Thermo-responsive release of diclofenac sodium from poly (?-caprolactone)/glyceryl trilaurate co-continuous composite prepared by heat treatment

Nowadays, it is still a tough challenge to prepare thermo-responsive drug delivery system without the use of poly (N-isopropylacrylamide) (PNIAPAM) and its derivatives. Herein, we attempted to fabricate a novel co-continuous composite with thermo-responsive drug release behavior induced by the phase transition of dispersed phase.
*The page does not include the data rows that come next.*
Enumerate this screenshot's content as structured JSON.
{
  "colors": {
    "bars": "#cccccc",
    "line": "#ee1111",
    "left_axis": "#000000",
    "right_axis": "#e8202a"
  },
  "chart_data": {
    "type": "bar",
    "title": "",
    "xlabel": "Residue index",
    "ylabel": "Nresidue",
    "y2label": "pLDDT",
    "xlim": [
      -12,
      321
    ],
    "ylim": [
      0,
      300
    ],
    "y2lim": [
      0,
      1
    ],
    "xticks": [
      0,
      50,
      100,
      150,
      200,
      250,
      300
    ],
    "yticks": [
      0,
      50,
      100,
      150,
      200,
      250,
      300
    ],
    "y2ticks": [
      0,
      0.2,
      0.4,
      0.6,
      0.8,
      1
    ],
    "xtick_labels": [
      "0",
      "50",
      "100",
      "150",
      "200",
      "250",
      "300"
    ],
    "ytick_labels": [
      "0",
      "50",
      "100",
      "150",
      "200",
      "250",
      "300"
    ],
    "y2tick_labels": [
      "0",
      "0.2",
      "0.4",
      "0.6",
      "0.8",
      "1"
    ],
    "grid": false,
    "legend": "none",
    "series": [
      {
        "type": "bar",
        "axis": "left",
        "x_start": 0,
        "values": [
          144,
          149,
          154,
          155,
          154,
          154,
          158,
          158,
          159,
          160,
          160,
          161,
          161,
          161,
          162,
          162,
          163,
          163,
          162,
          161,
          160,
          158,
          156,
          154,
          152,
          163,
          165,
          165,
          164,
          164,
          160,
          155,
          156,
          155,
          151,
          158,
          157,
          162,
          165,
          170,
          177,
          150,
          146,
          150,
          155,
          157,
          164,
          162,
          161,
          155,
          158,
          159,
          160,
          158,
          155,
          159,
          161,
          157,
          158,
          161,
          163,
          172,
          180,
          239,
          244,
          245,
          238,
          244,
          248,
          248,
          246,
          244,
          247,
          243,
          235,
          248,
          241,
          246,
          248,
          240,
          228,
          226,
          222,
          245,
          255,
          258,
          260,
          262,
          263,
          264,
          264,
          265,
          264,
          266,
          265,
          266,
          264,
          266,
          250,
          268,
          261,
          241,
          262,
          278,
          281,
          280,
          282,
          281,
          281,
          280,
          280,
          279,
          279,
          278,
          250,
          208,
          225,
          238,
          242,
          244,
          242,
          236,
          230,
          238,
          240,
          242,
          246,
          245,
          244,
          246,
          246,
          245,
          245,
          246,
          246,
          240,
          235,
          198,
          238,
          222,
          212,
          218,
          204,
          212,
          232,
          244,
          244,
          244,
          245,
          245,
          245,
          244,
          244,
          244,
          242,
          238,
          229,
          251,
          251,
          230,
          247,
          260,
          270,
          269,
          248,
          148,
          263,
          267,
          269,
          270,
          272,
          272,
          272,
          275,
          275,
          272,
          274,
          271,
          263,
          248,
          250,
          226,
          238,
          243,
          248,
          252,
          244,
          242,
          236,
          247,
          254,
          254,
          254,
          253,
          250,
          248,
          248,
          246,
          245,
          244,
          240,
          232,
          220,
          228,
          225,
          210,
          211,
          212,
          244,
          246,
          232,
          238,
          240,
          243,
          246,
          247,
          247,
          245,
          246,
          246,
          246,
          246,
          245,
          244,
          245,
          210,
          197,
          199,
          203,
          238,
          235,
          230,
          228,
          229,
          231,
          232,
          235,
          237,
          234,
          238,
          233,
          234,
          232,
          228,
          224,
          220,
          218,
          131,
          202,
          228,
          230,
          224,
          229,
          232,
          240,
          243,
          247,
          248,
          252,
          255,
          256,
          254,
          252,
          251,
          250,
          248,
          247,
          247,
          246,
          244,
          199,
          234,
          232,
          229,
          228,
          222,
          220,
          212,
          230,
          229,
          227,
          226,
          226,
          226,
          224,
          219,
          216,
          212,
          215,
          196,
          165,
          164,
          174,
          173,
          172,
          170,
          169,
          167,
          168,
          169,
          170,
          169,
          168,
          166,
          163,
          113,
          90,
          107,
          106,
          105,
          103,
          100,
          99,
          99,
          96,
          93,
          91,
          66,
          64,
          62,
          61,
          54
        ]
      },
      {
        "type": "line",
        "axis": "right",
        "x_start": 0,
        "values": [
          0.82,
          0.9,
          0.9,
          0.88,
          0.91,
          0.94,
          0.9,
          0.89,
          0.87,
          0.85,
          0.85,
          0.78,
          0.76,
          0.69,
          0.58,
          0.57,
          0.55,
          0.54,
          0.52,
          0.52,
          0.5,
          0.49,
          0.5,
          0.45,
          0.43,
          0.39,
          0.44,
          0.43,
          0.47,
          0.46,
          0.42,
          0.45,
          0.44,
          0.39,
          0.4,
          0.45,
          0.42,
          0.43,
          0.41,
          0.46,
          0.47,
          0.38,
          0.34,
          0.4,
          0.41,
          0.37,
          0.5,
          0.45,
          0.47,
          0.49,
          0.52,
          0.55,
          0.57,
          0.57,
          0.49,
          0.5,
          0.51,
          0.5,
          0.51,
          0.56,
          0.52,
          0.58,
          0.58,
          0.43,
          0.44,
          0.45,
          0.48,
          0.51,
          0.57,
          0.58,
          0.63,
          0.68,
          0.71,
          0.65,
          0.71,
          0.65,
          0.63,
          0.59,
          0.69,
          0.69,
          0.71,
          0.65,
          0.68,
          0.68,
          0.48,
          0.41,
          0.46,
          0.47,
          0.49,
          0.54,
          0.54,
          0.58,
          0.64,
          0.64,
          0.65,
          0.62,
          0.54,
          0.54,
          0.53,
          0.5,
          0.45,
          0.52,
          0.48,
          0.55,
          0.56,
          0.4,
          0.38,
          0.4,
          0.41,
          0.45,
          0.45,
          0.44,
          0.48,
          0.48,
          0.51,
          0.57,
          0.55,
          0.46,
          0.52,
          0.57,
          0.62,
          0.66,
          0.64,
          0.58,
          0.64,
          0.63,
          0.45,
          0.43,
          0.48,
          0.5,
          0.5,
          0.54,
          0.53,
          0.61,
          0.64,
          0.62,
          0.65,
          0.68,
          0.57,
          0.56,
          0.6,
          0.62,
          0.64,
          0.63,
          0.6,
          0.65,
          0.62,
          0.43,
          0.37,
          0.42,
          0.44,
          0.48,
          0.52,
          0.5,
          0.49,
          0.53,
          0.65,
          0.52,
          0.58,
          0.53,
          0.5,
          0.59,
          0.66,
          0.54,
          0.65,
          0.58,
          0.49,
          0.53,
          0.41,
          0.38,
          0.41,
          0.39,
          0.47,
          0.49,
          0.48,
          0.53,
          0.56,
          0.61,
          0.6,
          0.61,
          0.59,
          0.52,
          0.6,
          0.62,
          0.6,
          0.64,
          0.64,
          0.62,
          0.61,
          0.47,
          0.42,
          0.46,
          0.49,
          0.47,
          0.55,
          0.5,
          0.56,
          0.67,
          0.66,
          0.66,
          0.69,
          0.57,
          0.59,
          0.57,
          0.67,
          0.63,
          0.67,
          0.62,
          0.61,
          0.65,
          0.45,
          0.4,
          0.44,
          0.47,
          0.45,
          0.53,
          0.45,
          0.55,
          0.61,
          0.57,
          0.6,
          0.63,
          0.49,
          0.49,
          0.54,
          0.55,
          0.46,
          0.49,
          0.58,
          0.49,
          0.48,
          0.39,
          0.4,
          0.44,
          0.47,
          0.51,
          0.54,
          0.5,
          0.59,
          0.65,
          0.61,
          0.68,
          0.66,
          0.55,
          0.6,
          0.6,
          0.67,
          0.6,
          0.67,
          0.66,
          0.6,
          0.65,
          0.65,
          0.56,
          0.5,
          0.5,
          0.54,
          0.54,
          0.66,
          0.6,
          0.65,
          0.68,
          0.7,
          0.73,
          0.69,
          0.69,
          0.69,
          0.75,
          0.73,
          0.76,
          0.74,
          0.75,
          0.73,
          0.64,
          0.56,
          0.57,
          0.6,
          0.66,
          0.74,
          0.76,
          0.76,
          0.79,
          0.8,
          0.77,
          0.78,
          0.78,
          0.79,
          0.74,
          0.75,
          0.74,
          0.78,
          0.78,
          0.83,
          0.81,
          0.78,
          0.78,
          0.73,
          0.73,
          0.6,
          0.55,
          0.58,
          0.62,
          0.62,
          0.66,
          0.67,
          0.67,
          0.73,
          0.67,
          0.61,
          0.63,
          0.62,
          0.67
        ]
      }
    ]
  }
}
Poly (epsilon-caprolactone) (PCL) scaffold with connected porous structure was prepared first, followed by the introduce and impregnating of diclofenac sodium/glyceryl trilaurate (DS/C12) hot melt mixture. After solidification at 25 degrees C, PCL/C12 composites with co-continuous structure were obtained. The connected porous structure of PCL scaffold and morphology of PCL/C12 composites were confirmed by scanning electron microscope. The thermoresponsive drug release mechanism of PCL/C12 composites was investigated by differential scanning calorimeter and two-dimensional infrared correlation spectroscopy. The results indicated that the temperature of onset melting and melting point of C12 was about 41.5 degrees C and 47.5 degrees C, respectively. When the temperature was switched from 37 degrees C to 45 degrees C, C12 underwent a melt transition, and the regular aggregation of C12 molecular chain was disrupted, accelerating the release of DS. The in vitro release results presented that PCL/C12 composites could achieve on-off controlled release of DS under alternative temperature of 45 degrees C and 37 degrees C. According to the comprehensive test results, this PCL/C12 composites should have promising application in bone tissue engineering.

Automated summary

A novel thermo-responsive drug release material was fabricated in this study, achieving controlled release of drugs by changing temperature. The experimental results showed that this material can accelerate drug release at specific temperatures, indicating its potential application in bone tissue engineering.